For a decade or two, the Incredible String Band were an enigma to me. I think I may first have read about them in the early eighties when I was digging around in early King Crimson and Fairport Convention. But chances of hearing ISB on the radio, or even browsing their record covers in shops, were there none. Years later, my work colleague Doug McCallum would occasionally make reference to them with an appreciative tug of his beard. He was old and shaggy, so that just added to the mystique.
Then they reformed, and there was a big subtraction. I saw them almost exactly nine years ago, at the Sidmouth Folk Festival. Being new to their music, I wasn't quite sure if the problem lay with me or them. However, the next day, one of Coope Boyes & Simpson (there was a time when I knew which was which, but that time has passed) made a barely-veiled attack from the stage, saying that he'd witnessed one of the greatest legacies being trampled under foot. Or words to that effect.
It would have been around the same time — possibly seeking out that highly-praised legacy — that I got this compilation from Fopp. I was going to make an unfavourable comparison with the comp of fellow-Joe-Boyd-protégé Linda Thompson a couple of days ago. And it's true that this collection doesn't have the same personality or love in its optical grooves. I thought the shapelessness of the album might be the compiler's fault, so I spent yesterday listening through three of the ISB albums on We7. I was working at the same time, so impressions with this partial attention can be misleading, and you could also argue that it's daft to bite off three albums in one go. Yet I was left with the same sense of shapelessness.
This is not necessarily a slight on ISB or their music. It's becoming a recurring theme on Music Arcades: that of fine-grained music that I fail to take in with broad-brush attention.

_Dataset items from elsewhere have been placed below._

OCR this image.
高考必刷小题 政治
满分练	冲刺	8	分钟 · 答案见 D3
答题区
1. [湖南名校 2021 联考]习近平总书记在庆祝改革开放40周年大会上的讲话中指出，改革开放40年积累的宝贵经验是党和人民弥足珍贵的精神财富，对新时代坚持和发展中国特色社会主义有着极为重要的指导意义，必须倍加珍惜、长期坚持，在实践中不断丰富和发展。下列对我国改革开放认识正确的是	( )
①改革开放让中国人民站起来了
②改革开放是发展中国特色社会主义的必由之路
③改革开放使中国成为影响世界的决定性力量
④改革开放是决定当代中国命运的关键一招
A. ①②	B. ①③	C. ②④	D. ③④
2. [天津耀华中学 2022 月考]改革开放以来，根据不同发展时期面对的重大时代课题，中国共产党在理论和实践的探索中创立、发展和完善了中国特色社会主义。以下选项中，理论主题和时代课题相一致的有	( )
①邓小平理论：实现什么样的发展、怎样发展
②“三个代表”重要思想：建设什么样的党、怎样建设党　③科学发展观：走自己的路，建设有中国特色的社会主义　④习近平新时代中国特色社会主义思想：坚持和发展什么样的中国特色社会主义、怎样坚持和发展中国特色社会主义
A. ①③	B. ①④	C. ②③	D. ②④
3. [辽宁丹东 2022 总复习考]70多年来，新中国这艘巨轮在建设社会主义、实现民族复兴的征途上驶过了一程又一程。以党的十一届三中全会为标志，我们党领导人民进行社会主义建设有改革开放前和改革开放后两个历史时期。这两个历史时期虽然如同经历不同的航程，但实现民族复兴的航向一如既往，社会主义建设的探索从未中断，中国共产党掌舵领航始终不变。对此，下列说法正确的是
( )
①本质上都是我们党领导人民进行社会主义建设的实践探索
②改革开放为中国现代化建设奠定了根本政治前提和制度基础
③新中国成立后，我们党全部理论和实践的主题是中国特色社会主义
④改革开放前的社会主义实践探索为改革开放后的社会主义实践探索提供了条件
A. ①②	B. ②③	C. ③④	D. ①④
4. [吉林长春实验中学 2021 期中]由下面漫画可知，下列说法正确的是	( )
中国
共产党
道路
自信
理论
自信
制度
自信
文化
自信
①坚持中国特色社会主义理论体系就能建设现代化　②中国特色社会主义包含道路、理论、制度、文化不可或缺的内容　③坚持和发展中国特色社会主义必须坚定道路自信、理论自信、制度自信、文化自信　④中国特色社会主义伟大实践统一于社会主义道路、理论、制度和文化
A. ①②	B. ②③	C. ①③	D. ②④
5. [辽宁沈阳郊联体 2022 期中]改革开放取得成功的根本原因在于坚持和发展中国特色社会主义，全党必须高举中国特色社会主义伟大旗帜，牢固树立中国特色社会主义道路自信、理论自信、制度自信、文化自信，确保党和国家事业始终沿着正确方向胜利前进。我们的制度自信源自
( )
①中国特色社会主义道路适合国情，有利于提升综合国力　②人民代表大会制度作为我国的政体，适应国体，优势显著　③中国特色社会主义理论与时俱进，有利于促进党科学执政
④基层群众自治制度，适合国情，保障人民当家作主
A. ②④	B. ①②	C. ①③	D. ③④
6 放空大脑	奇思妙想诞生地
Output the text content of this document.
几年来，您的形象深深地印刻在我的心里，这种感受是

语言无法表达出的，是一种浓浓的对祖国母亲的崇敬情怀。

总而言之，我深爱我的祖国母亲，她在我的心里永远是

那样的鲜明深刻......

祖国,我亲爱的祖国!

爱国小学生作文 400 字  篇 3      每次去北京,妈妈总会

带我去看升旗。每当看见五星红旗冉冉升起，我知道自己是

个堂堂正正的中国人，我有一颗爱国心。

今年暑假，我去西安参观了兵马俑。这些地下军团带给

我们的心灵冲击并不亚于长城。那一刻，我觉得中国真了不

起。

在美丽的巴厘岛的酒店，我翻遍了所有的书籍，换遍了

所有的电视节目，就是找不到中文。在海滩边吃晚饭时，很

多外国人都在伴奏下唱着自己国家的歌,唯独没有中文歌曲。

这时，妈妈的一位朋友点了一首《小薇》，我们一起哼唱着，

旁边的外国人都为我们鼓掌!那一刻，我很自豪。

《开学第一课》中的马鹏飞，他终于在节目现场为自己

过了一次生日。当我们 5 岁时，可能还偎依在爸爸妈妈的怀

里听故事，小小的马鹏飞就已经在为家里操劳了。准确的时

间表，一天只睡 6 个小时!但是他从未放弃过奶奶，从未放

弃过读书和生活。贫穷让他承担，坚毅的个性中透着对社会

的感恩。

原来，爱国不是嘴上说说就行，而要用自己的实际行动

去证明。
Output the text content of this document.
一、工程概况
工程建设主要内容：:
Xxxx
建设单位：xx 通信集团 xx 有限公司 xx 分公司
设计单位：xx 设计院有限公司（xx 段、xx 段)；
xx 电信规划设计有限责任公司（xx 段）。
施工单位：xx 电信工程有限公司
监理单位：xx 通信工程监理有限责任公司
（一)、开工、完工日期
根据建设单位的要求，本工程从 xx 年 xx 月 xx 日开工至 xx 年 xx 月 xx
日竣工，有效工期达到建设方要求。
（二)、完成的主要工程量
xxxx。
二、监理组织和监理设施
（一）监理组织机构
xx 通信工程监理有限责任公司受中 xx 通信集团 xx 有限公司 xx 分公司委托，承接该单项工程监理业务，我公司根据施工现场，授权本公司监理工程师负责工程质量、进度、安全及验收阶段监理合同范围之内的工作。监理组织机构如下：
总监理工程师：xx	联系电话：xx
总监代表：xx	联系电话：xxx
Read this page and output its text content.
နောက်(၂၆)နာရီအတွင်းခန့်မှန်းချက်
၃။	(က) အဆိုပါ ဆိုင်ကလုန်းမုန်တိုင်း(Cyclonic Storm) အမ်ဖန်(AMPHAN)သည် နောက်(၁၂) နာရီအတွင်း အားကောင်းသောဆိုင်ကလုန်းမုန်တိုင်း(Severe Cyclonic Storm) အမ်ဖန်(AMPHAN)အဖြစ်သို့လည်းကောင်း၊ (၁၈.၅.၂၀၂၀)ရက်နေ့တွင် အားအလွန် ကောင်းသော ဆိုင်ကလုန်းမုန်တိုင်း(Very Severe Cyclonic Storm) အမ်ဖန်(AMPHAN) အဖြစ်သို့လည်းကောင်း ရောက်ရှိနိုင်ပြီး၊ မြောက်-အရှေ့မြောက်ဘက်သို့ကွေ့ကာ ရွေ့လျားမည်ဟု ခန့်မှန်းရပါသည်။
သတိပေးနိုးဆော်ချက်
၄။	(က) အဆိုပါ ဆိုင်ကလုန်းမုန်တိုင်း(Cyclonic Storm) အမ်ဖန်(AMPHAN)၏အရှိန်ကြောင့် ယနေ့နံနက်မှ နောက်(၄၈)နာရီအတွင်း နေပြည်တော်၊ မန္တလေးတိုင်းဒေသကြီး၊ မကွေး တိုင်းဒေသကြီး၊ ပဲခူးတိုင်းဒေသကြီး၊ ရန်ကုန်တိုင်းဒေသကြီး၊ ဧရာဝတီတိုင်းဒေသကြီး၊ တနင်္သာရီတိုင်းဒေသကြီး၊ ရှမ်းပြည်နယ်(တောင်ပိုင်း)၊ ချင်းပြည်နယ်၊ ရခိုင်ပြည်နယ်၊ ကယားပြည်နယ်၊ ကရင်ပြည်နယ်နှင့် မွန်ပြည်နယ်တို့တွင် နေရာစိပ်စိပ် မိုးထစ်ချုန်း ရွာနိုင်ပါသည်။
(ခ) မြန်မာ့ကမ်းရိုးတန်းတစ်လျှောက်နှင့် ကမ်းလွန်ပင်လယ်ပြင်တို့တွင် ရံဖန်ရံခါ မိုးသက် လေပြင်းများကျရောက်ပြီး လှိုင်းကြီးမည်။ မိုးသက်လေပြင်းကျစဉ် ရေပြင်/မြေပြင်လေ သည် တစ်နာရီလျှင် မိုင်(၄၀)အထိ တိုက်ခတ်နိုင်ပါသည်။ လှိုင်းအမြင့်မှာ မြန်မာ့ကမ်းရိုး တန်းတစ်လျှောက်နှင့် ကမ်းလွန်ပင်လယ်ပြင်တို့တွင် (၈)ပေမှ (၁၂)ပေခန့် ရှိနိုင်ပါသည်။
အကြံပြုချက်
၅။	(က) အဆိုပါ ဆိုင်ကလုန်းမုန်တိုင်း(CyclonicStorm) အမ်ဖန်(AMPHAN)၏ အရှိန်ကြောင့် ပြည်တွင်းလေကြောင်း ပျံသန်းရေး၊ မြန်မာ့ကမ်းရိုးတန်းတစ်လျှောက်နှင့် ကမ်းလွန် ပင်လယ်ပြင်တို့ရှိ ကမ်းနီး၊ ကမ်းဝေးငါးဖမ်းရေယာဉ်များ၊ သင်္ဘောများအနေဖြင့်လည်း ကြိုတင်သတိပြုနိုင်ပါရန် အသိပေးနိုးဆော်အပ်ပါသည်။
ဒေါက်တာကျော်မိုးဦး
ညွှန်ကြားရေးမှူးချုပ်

Had I got hold of Wee Tam or Hangman's Beautiful Daughter back at the same time as that first Fairport Convention album, it would doubtless have been a different story. With a fat slab of cardboard and vinyl, a lyric sheet, and only a few other albums to distract me, I'd surely have embraced every warp and weft of the oddness therein.
Since that 2001 festival performance, I saw a Williamsonless ISB play a particularly lacklustre support slot at the Royal Festival Hall. Then there was the tribute night at the Barbican a year ago. Alasdair Roberts sang Maya and My Name is Death, and in an instant it was clear that these songs were the grandparents of those on Spoils. I'll bet he spent long hours absorbing those lyric sheets.